Though Janek’s office at the Health and Human Services Commission did not respond to a request for an interview, well-placed sources told me that he has indicated through back channels that he will not go after UT-Austin president Bill Powers. I think that Perry has come to realize that Powers is going to outlast him, and Janek presents an opportunity for the governor’s priorities to be carried forward after he leaves office but in a way that represents a change from the direct engagement we saw under Chairman Gene Powell. But unlike Paul, I don’t believe that Janek is a slam dunk. Far from it, in fact: I think the current board will resist any appearance that it will reflexively follow Perry’s lead:
[C]onsider that while Perry has the power to appoint the regents, he has not had a lot of luck in persuading them to pick his people to run our public universities. In 2002, at his alma mater, Texas A&M, he wanted Phil Gramm installed as president; the board selected Robert Gates. When the chancellor position at UT came open in 2009, he backed John Montford; the board tapped Cigarroa. And last year, when Texas A&M was choosing an interim president, he endorsed an old colleague, Guy Diedrich; the board chose Mark Hussey. It’s tough to imagine he’ll have any better luck when he’s got one foot out the door of the Governor’s Mansion. “There is a perception that Governor Perry’s power has eroded as he approaches the end of his tenure,” says H. Scott Caven, a former UT regent chair.

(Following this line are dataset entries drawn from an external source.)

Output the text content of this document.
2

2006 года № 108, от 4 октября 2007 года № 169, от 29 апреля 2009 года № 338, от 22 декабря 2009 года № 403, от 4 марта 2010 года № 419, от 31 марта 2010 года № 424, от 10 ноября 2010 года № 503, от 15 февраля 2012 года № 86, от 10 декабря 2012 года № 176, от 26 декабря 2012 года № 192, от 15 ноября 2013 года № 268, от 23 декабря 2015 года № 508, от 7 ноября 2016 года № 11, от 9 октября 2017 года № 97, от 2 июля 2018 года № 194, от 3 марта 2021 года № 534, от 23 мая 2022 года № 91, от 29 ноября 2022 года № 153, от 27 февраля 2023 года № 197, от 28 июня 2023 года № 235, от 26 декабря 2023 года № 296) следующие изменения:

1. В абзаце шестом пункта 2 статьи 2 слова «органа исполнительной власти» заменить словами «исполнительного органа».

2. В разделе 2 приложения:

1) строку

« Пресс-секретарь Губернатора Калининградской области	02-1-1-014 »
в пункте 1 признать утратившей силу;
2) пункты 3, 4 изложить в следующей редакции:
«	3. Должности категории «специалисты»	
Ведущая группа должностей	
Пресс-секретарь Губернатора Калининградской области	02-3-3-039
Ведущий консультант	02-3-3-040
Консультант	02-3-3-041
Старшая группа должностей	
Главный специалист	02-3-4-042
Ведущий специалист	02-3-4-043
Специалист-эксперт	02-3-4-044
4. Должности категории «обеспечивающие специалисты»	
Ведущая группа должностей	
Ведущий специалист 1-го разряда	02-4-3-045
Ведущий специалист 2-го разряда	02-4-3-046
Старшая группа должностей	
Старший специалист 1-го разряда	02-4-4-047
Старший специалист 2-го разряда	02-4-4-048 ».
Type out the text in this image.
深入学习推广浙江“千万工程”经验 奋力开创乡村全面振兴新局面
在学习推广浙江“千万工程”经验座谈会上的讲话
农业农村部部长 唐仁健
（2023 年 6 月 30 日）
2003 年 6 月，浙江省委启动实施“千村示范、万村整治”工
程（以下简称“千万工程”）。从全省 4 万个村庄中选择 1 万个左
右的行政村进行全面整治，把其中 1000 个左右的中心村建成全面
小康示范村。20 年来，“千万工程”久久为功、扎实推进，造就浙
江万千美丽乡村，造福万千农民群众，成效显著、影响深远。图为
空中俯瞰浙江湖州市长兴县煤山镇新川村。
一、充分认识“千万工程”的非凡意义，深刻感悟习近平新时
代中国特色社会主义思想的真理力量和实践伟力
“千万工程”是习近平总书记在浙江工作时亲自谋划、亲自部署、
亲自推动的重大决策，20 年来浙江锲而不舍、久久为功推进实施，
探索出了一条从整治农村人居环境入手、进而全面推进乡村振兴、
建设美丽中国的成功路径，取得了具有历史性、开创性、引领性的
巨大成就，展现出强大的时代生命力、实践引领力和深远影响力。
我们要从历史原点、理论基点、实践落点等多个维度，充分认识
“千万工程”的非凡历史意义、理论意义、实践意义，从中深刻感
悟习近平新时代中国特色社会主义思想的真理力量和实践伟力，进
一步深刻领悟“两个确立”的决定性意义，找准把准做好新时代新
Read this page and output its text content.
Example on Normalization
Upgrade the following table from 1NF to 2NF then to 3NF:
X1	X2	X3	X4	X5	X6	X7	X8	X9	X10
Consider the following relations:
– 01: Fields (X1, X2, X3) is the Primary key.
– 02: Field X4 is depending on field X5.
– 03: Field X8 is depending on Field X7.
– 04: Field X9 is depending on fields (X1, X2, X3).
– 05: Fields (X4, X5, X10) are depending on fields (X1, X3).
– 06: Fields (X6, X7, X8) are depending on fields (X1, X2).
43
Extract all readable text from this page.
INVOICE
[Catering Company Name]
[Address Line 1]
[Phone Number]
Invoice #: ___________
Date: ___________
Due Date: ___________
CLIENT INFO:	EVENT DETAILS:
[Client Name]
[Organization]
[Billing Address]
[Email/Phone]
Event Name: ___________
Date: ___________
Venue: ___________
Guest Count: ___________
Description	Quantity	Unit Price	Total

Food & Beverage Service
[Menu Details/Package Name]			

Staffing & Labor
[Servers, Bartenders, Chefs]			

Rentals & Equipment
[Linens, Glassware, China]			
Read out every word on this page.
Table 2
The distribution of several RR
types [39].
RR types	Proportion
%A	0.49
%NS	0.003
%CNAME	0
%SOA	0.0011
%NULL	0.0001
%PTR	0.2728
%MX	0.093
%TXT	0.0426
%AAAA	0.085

Regardless, Powers should not even be an issue for the incoming chancellor, and it’s inappropriate for him to be a litmus test of some kind. Bill Powers won, the war is over. The System is too big and too important to the state to be focused on one individual (remember that UT System has nine campuses, six health institutions, 87,000 employees, and an annual operating budget of $14.6 billion).
The larger problem is that nearly every person I spoke to believed that the turmoil over the past few years will make the search for a quality chancellor much harder because the top candidates will be scared off by the overt politics that have embroiled the board. That is further complicated by the very real possibility that the search will move forward as impeachment hearings against Regent Wallace Hall gear up—a terrible situation for the System and the university.
UT is an international brand, and the search that Chairman Paul Foster has announced should include candidates who are not living in Austin. Part of that is because of the reach of the school, and part of it is because an Austin-insider who knows the Legislature matters less to the System now than in years past because of how funding has changed over the past few decades (in 1984 the Lege contributed about 47 percent of UT’s budget; today it’s closer to 13 percent). But as bad as tensions have been within the board—worse perhaps than any time going back to the 1920s, when there was a movement afoot to move the UT-Austin campus—I think the Board, and its relationship with the Lege, will soon improve. A new governor is on the way, a new chairman is in place, and people are eager to move past this episode.